On August 31, 2004, I went on my very first "date" with my now husband. I had met him months before but I was going through a very horrifying divorce. I met him in a bar. Yep. I said a bar. Cliche right?
This wasn't my first "rodeo" as they say.
I met my first husband at my work when I was a little over 16 years old...I married him when I was 19 and had our son right before my 21st birthday. That marriage lasted until our son was a few months old. I will save you all of the details and fast forward. My son's dad and I have become very good friends and the "perfect" divorced parents.
I met my second husband in high school when I was 15. We began as friends and remained friends until we were 18 and then lost touch after graduation. We reconnected just before my 22nd birthday. We had the all American love story. He romanced me, cooked me crab, we got married, we bought a house, he was the prefect step father to my son and then we had Hailey. Enter emotions that neither of us dealt with very well and the horrifying divorce. I was 29 years old.
I am a fan of saying that he won all of our friends in the divorce. It was like the judge awarded them to him. It is odd how people take sides...The thing is that I had separated myself emotionally from mostly everyone after Hailey was born so it was easy for them all to take the position that I was the bad guy. That was ok with me. I wore the bad guy label like a badge of honor.
Enter the bar scene. I decided since everyone in my life had decided that I was a "bad guy" that I should live up to that label. I have to say that I am now using the label in the most innocent sense of the word...it was actually a more sinister label full of hatred and awful rumors back then. So I found this local bar and I went in. I found something amazing...People who were willing to sit there and listen to me cry. A place where I could reinvent myself in the way that I dealt with Hailey's disability. A place where I wasn't only Hailey's mom...where I wasn't defined by her disorder. Where I didn't have to talk about cri du chat unless I wanted to.
Hailey's dad and I had a 50/50 split of time in our house and of Hailey and everything else at this time. We were house sharing and thought at the time that it would be best for the kids if we kept that arrangement. We also decided that we shouldn't tell our families quite yet...It was dysfunctional at best!

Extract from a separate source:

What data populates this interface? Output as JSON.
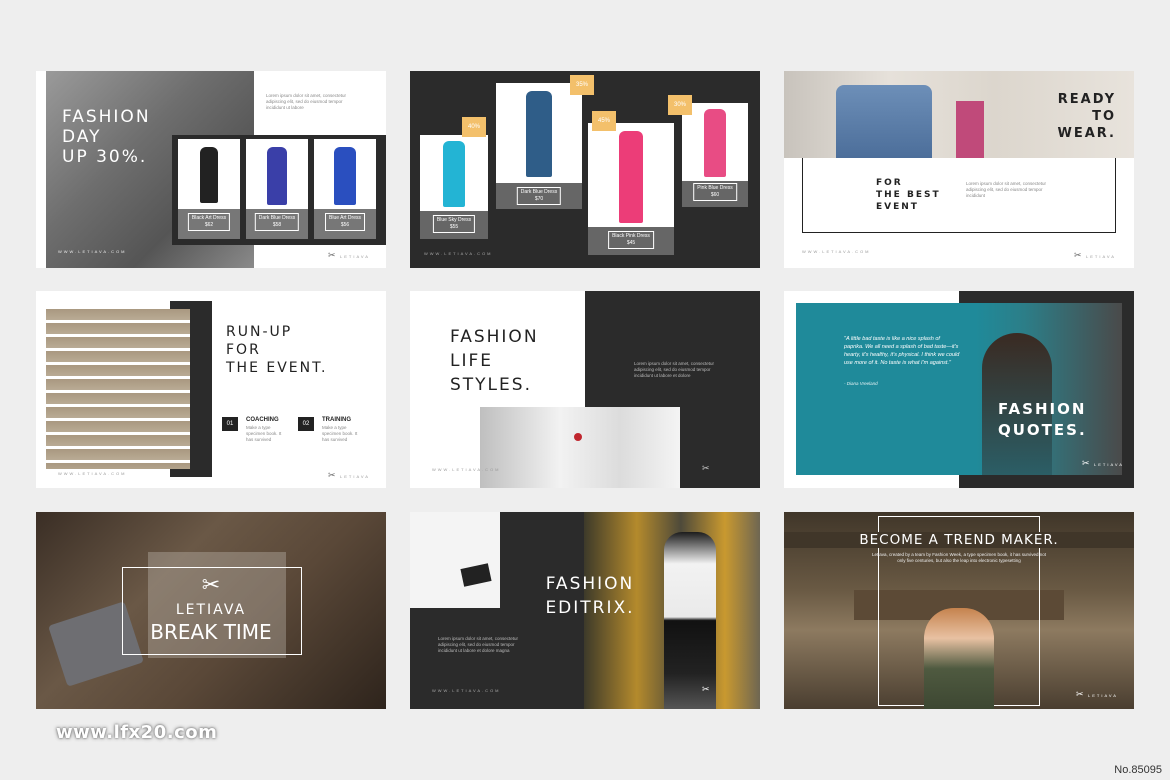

During this bar scene time, I met this guy. He was crazy and bold and handsome and aggressive and gentle all at the same time. He was like no one that I had ever met before. He was funny at one moment and serious in the next. Extremely intelligent and able to discuss current events and politics and religion. His favorite saying at the time was "I don't have to lie to kick it" which was refreshing...if not a little "young" for me. He got my phone number by "borrowing my phone" and calling himself (smooth I know :-) He was 5 years younger than me...really a baby in my eyes at that time. No kids, no house, no responsibilities. I think that his only goal at that point was to make sure he was at the bar at every moment that I was! It was awesome and amazing...the flirting. And the innocence of it. Because I had already decided that I was not getting involved with anyone...and if I ever did get married again, it was certainly going to be for money and never again for love!!
Our first date wasn't a planned thing. He didn't really ask me out or anything. I was upset and sitting at the bar. It was my cousin's birthday and she had passed away years before. I was crying in my beer, quite literally.
Up comes this guy and says, let's go do something...And so I went. At this point, I was thinking that he was going to take me to dinner or somewhere romantic or to a movie or something fancy. That was what I was used to...but not this guy. I kept asking where we were going but he said it was a surprised. He stopped at the gas station and bought a 6 pack of corona and parked in a parking lot. Then he said, come on we are going for a walk. By the way...I had heels on. I was dressed for a bar, not for a walk and I told him that. So he said, well take them off...and I did. And we walked by the river for a long time. It was the simplest date I had ever been on. And he let me cry and talk about my cousin and about my divorce and about my crazy life and about Hailey. It was so refreshing. He didn't judge me, not with his words or with his eyes. I think that it was the first time in years that I was able to really be who I was. I didn't have to be the all American mother or wife. I was just me.
I think that I fell in love with him right there on river bank...with muddy feet and my heels sticking out of the back pocket of his jeans and a corona in my hand.
That is what I love most about him and the love that we have. It is simple.
Sometimes I expect him to take me to some fancy dinner and movie. Sometimes I want him to romance me. And he does all of those things. But most of our best memories are simple.
Like sleeping in the back of the car on the beach in Humboldt. Walking on the trails. Hiking in the redwoods.
And I love him the most when I see him walking with Hailey or Aubrey or talking with Zach. I love him more every day.
Here's to the rest of our lives together. It seems like yesterday that he was using some cheesy pick up line in a dive bar called the Y-Not...and there went my plans of marrying for money!
This is so sweet. It is true that some of the most important things in life are the simple ones.